The lipid profile changes in the A TO Z study were similar to those found in the meta-analysis, but with some findings more favorable for the low-carbohydrate diet. Total triglyceride was lower and HDL higher at all times for those on the low-carbohydrate diet. Total non-HDL cholesterol levels did not differ between diets at any time. The LDL levels were lower for those on the Ornish and Traditional diets at two months, but not at six or 12 months. These results further substantiate the view that the Atkins diet does not adversely impact cardiovascular health.
It is disappointing that while most studies and reviews of low-carbohydrate and low-fat diets comment that comparisons need to be extended past one year, the A TO Z study followed previous patterns and stopped at 12 months. The long-term effectiveness of low-carbohydrate diets has been an ongoing concern about low-carbohydrate diets. Long-term adherence to these diets is difficult because of the consistent consumption of high-protein foods. The long-term effects of maintaining these diets (or attempting to do so) need to be examined urgently given how many people are attempting to follow their guidelines. Although initial concerns about the impact of low-carbohydrate diets on markers of cardiovascular disease have been ameliorated by controlled studies, concerns about their long-term impact on kidney function remain.

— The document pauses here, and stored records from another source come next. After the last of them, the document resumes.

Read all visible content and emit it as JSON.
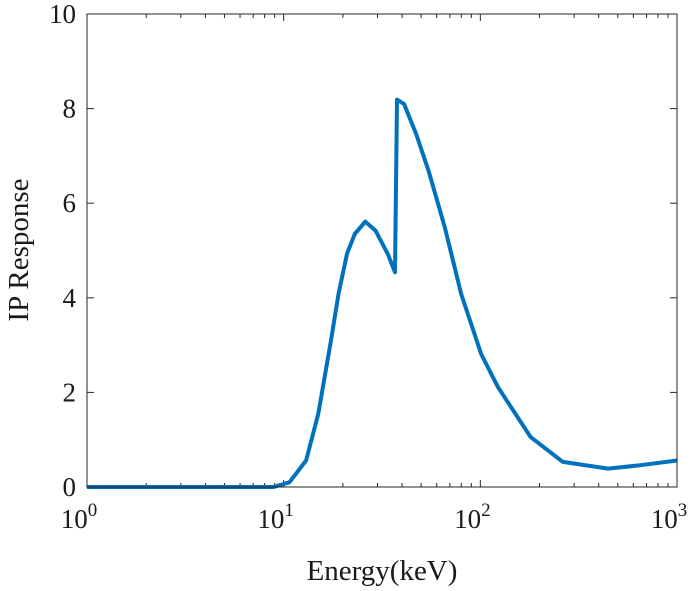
{
  "chart_data": {
    "type": "line",
    "title": "",
    "xlabel": "Energy(keV)",
    "ylabel": "IP Response",
    "xscale": "log",
    "xlim": [
      1,
      1000
    ],
    "ylim": [
      0,
      10
    ],
    "grid": false,
    "x_ticks": [
      {
        "base": "10",
        "exp": "0",
        "value": 1
      },
      {
        "base": "10",
        "exp": "1",
        "value": 10
      },
      {
        "base": "10",
        "exp": "2",
        "value": 100
      },
      {
        "base": "10",
        "exp": "3",
        "value": 1000
      }
    ],
    "y_ticks": [
      "0",
      "2",
      "4",
      "6",
      "8",
      "10"
    ],
    "series": [
      {
        "name": "IP Response",
        "color": "#0072BD",
        "x": [
          1,
          2,
          5,
          8.9,
          10.7,
          13,
          15,
          17.4,
          19,
          21,
          23,
          26,
          29.3,
          33.8,
          36.8,
          37.7,
          40.9,
          47.2,
          54.5,
          66,
          79.9,
          101,
          123,
          180,
          263,
          446,
          653,
          1000
        ],
        "y": [
          0,
          0,
          0,
          0,
          0.1,
          0.56,
          1.55,
          3.1,
          4.08,
          4.93,
          5.35,
          5.61,
          5.42,
          4.93,
          4.54,
          8.19,
          8.1,
          7.46,
          6.69,
          5.49,
          4.08,
          2.81,
          2.11,
          1.06,
          0.53,
          0.39,
          0.46,
          0.56
        ]
      }
    ]
  }
}
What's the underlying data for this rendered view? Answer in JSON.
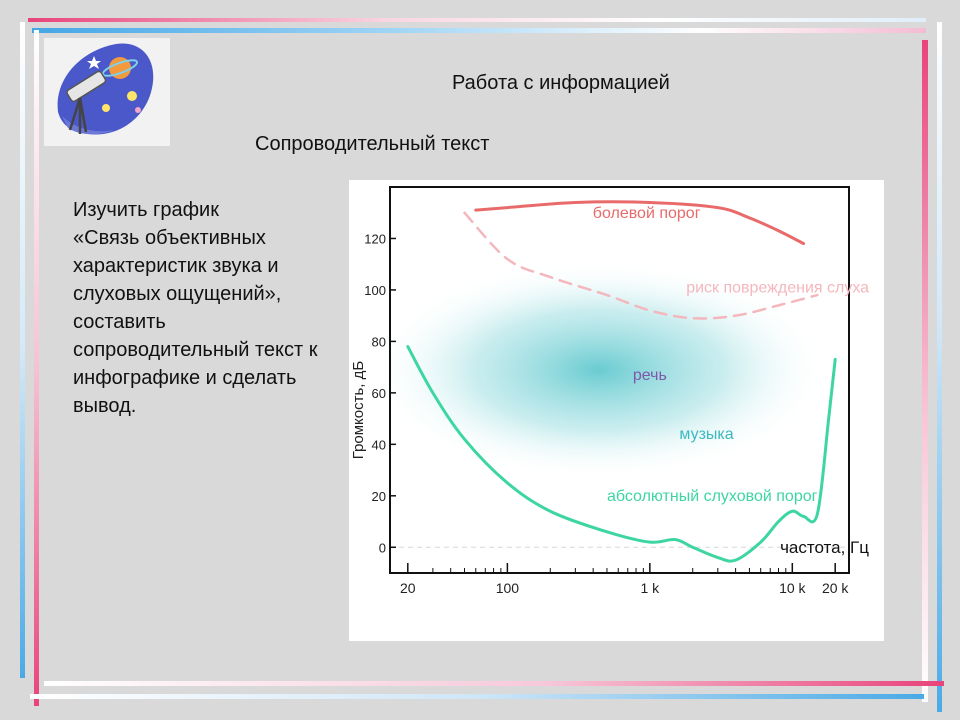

The relatively small number of studies including long-term follow-up demonstrate that a combination of strategies is vital to successful weight loss.2 Reduction in caloric intake is most important. While low-carbohydrate diets lead to more weight loss in the first six months, the goal is reduced caloric intake as part of a diet that people can adhere to for the rest of their lives. Also crucial is increased energy expenditure through some sort of exercise or physical activity. Again, the important factor is activity that becomes part of a person's ongoing lifestyle. Finally, various support programs that provide encouragement for those trying to lose weight and retain a more healthy weight are also important. The A TO Z study, unfortunately, did not add anything to our understanding of those features of weight loss.
1. Nordmann AJ, et al. Effects of low-carbohydrate vs low-fat diets on weight loss and cardiovascular risk factors: A meta-analysis of randomized controlled trials. Arch Intern Med 2006;166:285-293.
2. Wadden TA, et al. Lifestyle modification for the management of obesity. Gastroenterology 2007;132:2226-2238.